Ce rubis précieux vient d’une mine à part, cette perle unique est empreinte d’un sceau à part[3] ; nos différentes conclusions sur cette matière sont erronées, car l’énigme du véritable amour[4] s’explique dans un langage à part (et qui n’est pas à notre portée).


24

Puisque c’est aujourd’hui mon tour de jeunesse, j’entends le passer à boire du vin, car tel est mon bon plaisir. N’allez pas, à cause de son amertume, médire de ce délicieux jus, car il est agréable, et il n’est amer que parce qu’il est ma vie[5].

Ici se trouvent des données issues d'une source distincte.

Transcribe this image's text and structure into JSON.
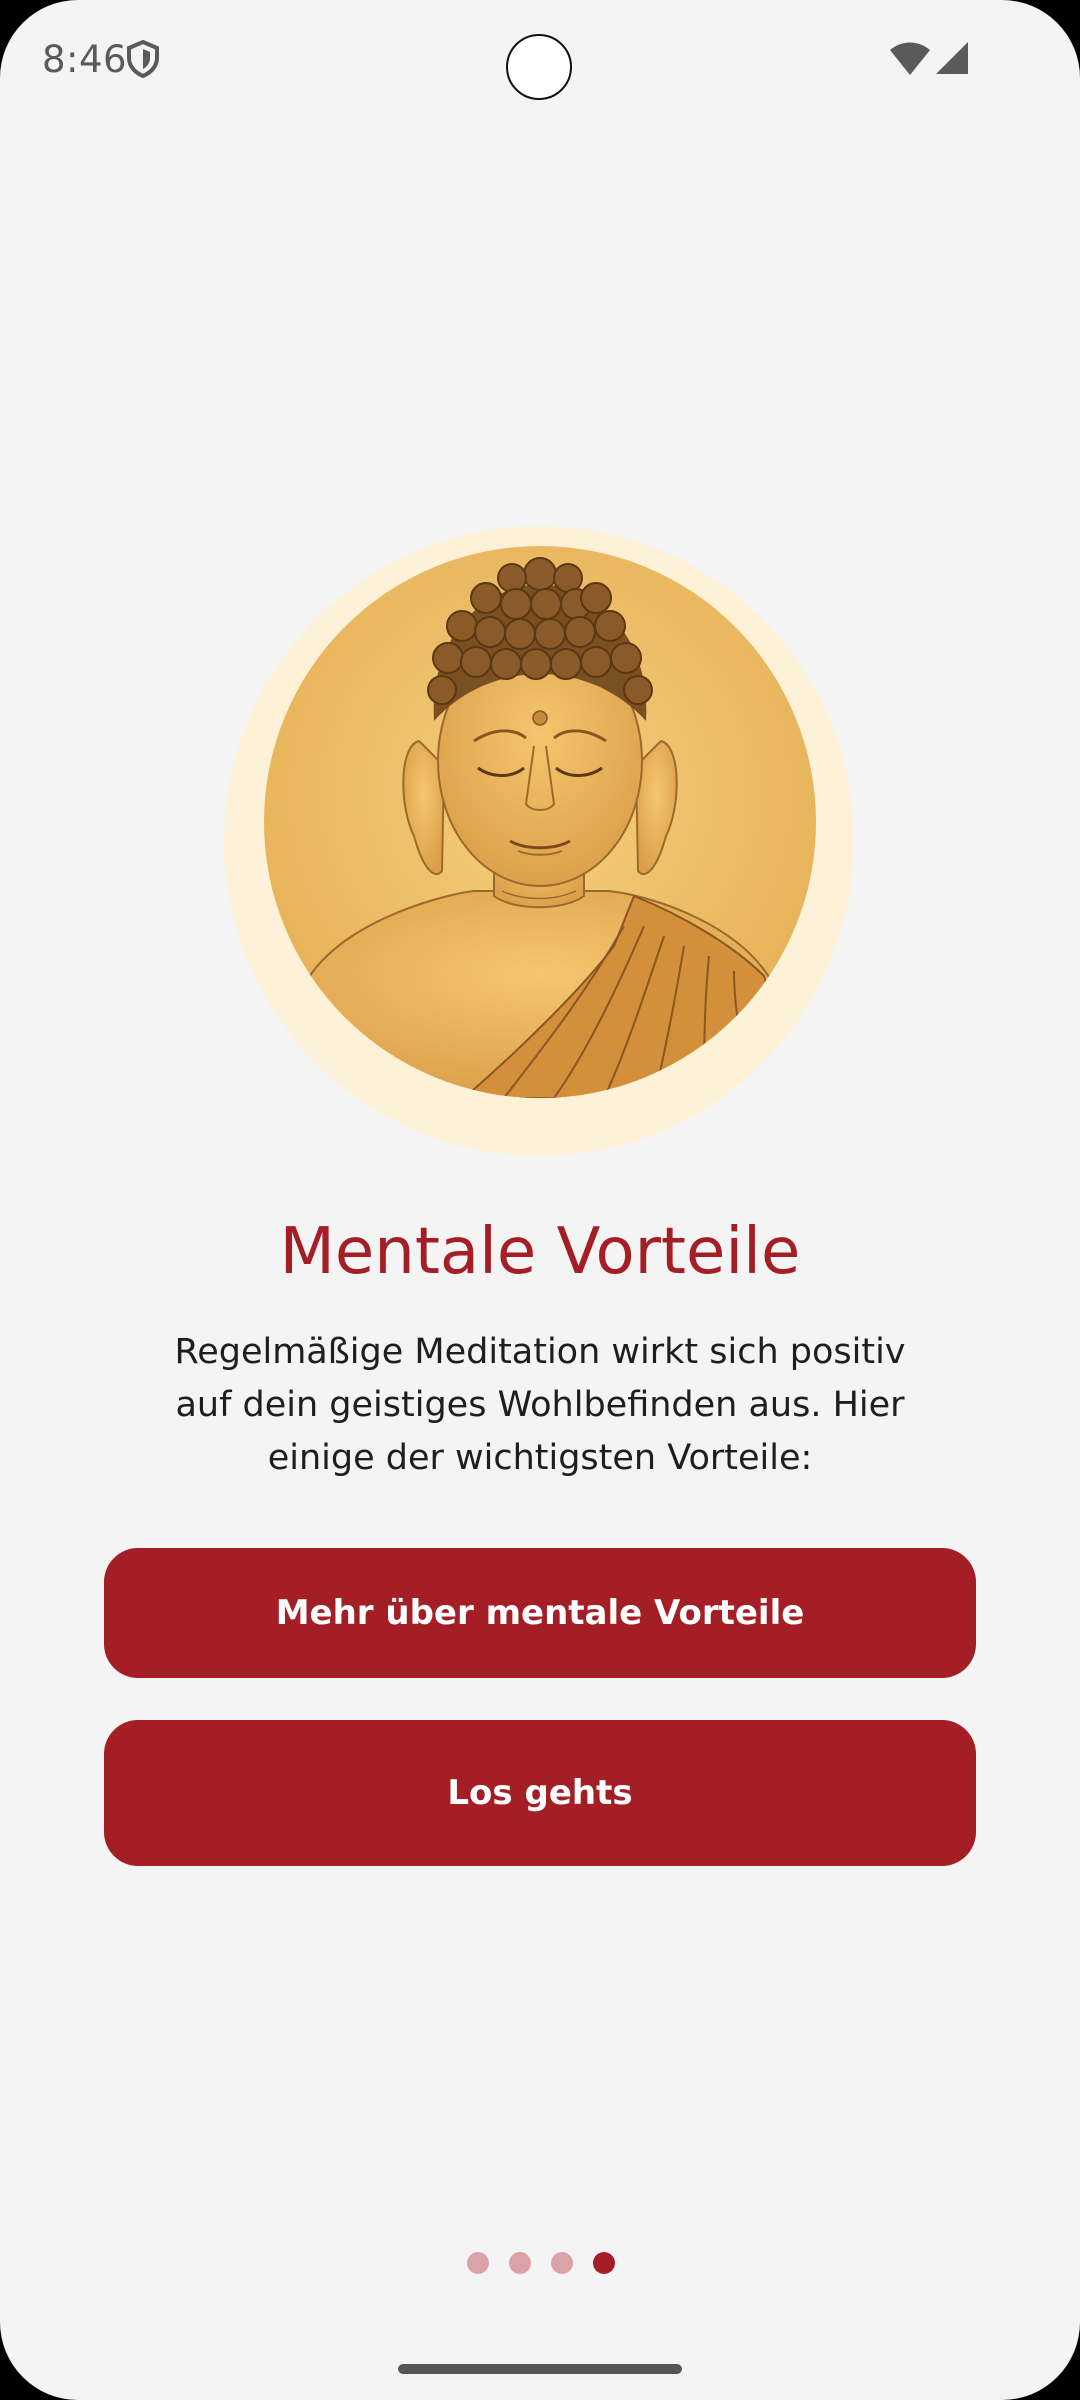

  1. Le ciel, qui tourne autour de la terre, et où sont écrits les décrets inévitables de notre destinée.
  2. Le poète entend par trésors inappréciables les hommes célèbres, les sages, les
    belles et aimantes créatures en un mot, que la roue des cieux (image du destin implacable) a précipités dans le gouffre de la mort et que la terre a engloutis dans son sein.
  3. Figure allégorique faisant allusion à la Divinité parfaite que nous cherchons en vain dans notre imperfection.
  4. Amour divin, dont la source est en dehors de notre nature terrestre.
  5. Singulière tournure de phrase qu’emploie là le poëte pour se plaindre de l’amertume de sa vie, l’assimilant au vin auquel elle prête son âpreté. Âpre et amer, en persan, sont synonymes.